Diets

Brown-Braised Fingerling Potatoes

For this recipe, choose fingerlings that are all about the same thickness so they cook evenly.

For this recipe, choose fingerlings that are all about the same thickness so they cook evenly.

Servings
6

Ingredients

  • 1/2 cup dry white wine
  • 1/3 cup low-sodium vegetable broth
  • 2 Tbs. olive oil, divided
  • 1 Tbs. unsalted butter, divided
  • 2 tsp. finely chopped fresh thyme, divided
  • 1/2 tsp. kosher salt
  • 14 oz. fingerling potatoes, halved
  • 1 shallot, sliced lengthwise into 8 pieces
  • 1 clove garlic, minced (1 tsp.)

Preparation

1. Combine wine and broth in measuring cup.

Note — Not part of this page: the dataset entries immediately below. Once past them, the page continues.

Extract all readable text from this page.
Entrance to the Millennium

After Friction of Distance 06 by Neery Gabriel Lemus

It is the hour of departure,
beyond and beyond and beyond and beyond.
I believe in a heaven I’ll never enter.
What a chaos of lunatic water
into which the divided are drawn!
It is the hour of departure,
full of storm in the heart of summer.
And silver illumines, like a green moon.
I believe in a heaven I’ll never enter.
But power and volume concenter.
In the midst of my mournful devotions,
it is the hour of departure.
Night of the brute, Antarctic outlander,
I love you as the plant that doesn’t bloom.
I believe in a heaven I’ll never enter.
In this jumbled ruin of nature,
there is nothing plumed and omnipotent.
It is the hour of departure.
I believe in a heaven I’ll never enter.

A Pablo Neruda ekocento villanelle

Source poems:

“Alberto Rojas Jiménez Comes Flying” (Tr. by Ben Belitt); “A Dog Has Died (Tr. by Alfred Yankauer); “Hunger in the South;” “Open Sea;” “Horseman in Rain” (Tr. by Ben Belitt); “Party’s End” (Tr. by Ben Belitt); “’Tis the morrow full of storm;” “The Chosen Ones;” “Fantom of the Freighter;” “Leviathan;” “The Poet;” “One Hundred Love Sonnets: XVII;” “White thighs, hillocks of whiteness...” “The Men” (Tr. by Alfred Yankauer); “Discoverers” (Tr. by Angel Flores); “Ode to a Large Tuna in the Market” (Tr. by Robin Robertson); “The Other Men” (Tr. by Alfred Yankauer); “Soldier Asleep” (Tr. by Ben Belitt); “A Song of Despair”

Heat 1 1/2 Tbs. oil and 1 1/2 tsp. butter in 10-inch skillet over medium heat. Sprinkle 1/2 tsp. thyme and salt over bottom of pan. Arrange potato halves (cut-side down) and shallot in skillet. Partially cover, and cook 6 minutes, or until potatoes are browned.

2. Add wine mixture, and simmer, partially covered, 7 minutes (brown bits should loosen on their own). Add garlic, remaining 1 1/2 tsp. oil, 1 1/2 tsp. butter, and 1/2 tsp. thyme, and cook 1 minute. Garnish with remaining 1 tsp. thyme.